The Queensland government’s belief that water conservation should be a key priority in this speedily warming world of ours appears to have led to the situation where local dams were allowed to get dangerously full. So in recent weeks, the Wivenhoe dam was running at 150 per cent to 180 per cent capacity, which means that the authorities had to start releasing water from the dam at the same time that the rain-caused flash floods were hitting Brisbane’s river system – effectively contributing to the deluge. It is surely worth asking, at least, whether Queensland officialdom’s embrace of the ideology of climate change, its fervent belief in future manmade drought and thus the need to store as much water as possible, made it unprepared for the current flooding of the Brisbane area.

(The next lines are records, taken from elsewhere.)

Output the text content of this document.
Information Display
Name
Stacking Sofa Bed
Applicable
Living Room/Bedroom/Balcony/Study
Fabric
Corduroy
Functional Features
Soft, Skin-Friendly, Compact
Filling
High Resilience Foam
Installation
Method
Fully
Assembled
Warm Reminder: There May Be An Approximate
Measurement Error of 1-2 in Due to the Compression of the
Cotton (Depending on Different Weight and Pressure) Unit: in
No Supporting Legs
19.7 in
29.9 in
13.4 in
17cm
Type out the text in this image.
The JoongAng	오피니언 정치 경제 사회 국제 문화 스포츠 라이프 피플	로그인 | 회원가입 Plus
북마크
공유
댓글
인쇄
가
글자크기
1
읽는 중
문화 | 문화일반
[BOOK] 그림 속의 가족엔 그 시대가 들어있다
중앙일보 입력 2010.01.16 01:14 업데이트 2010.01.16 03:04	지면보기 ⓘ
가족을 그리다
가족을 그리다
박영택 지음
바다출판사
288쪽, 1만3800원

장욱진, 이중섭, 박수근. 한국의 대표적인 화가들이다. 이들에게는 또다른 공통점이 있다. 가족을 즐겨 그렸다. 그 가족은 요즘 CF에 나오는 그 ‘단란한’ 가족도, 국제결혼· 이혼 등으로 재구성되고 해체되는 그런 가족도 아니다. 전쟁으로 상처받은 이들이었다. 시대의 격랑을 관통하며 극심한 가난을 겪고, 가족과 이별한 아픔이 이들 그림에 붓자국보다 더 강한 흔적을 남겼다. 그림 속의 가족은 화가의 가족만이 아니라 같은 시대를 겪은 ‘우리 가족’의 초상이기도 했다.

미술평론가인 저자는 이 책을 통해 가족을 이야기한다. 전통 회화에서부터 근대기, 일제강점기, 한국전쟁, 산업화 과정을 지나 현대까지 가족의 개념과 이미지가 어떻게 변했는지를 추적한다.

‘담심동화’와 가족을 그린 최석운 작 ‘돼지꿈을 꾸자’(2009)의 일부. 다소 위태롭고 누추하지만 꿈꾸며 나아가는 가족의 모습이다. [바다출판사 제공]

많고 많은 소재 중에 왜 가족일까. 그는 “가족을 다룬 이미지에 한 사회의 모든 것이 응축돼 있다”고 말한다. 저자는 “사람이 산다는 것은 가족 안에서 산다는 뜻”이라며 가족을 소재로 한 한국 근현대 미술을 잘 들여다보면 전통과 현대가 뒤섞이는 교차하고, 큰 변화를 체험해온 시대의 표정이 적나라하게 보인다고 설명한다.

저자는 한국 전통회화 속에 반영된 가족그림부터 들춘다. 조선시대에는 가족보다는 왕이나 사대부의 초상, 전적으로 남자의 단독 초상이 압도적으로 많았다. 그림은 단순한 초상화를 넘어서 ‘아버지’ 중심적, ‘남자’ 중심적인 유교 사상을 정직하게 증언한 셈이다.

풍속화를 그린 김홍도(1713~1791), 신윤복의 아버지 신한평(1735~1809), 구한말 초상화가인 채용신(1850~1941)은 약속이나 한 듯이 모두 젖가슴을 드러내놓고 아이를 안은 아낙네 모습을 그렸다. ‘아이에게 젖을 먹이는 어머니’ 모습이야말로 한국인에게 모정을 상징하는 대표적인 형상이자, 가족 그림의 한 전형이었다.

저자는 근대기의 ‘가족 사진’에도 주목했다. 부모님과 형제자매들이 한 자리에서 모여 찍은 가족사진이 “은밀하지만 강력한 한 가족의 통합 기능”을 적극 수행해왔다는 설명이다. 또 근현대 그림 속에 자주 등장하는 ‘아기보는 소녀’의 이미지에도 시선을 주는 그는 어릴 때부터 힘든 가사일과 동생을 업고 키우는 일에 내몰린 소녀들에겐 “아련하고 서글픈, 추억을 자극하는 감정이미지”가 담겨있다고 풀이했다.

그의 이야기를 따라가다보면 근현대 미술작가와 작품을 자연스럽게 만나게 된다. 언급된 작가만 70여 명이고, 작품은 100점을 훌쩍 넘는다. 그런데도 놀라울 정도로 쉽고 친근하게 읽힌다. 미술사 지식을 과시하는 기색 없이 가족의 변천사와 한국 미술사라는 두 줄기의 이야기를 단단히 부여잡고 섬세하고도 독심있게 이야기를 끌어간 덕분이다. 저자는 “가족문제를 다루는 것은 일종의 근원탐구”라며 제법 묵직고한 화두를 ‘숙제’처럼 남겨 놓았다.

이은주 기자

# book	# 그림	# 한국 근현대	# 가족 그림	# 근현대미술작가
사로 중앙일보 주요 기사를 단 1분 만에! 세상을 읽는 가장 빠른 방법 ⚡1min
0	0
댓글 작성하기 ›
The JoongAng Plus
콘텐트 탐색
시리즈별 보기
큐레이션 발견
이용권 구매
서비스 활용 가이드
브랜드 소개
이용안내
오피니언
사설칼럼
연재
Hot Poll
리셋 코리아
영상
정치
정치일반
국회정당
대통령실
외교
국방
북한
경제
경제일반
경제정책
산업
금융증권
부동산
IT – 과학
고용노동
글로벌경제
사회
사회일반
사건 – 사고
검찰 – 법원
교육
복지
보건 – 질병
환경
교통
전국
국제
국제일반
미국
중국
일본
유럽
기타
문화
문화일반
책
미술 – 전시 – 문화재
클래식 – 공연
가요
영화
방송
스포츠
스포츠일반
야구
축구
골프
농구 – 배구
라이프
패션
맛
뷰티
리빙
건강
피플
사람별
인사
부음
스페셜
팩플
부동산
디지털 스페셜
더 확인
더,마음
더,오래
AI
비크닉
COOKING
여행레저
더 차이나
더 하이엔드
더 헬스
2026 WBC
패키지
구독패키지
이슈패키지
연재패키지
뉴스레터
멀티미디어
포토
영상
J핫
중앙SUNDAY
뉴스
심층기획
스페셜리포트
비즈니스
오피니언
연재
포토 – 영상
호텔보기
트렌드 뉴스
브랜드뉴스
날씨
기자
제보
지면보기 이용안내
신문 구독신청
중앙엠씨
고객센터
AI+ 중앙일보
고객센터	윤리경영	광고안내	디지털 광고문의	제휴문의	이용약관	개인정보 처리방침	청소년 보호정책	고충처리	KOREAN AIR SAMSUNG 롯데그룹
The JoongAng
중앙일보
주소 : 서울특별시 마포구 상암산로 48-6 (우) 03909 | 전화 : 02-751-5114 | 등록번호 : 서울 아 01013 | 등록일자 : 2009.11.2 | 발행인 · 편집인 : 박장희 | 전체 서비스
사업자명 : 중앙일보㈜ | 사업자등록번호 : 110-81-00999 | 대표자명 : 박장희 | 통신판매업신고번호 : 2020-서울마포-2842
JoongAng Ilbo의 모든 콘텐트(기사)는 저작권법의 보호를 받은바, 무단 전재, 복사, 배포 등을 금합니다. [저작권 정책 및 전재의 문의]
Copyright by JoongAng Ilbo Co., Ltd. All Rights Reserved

O’Neil correctly states that this doesn’t mean Greens were to blame.  But I think it should give great pause to government officials when they make policy based on fears of the future that have not been validated empirically.  Climate is too complex and insufficiently understood for anyone to know with confidence what will happen in the next decades—global warming or not.  GWH should not drive policy.  It can lead to costly mistakes.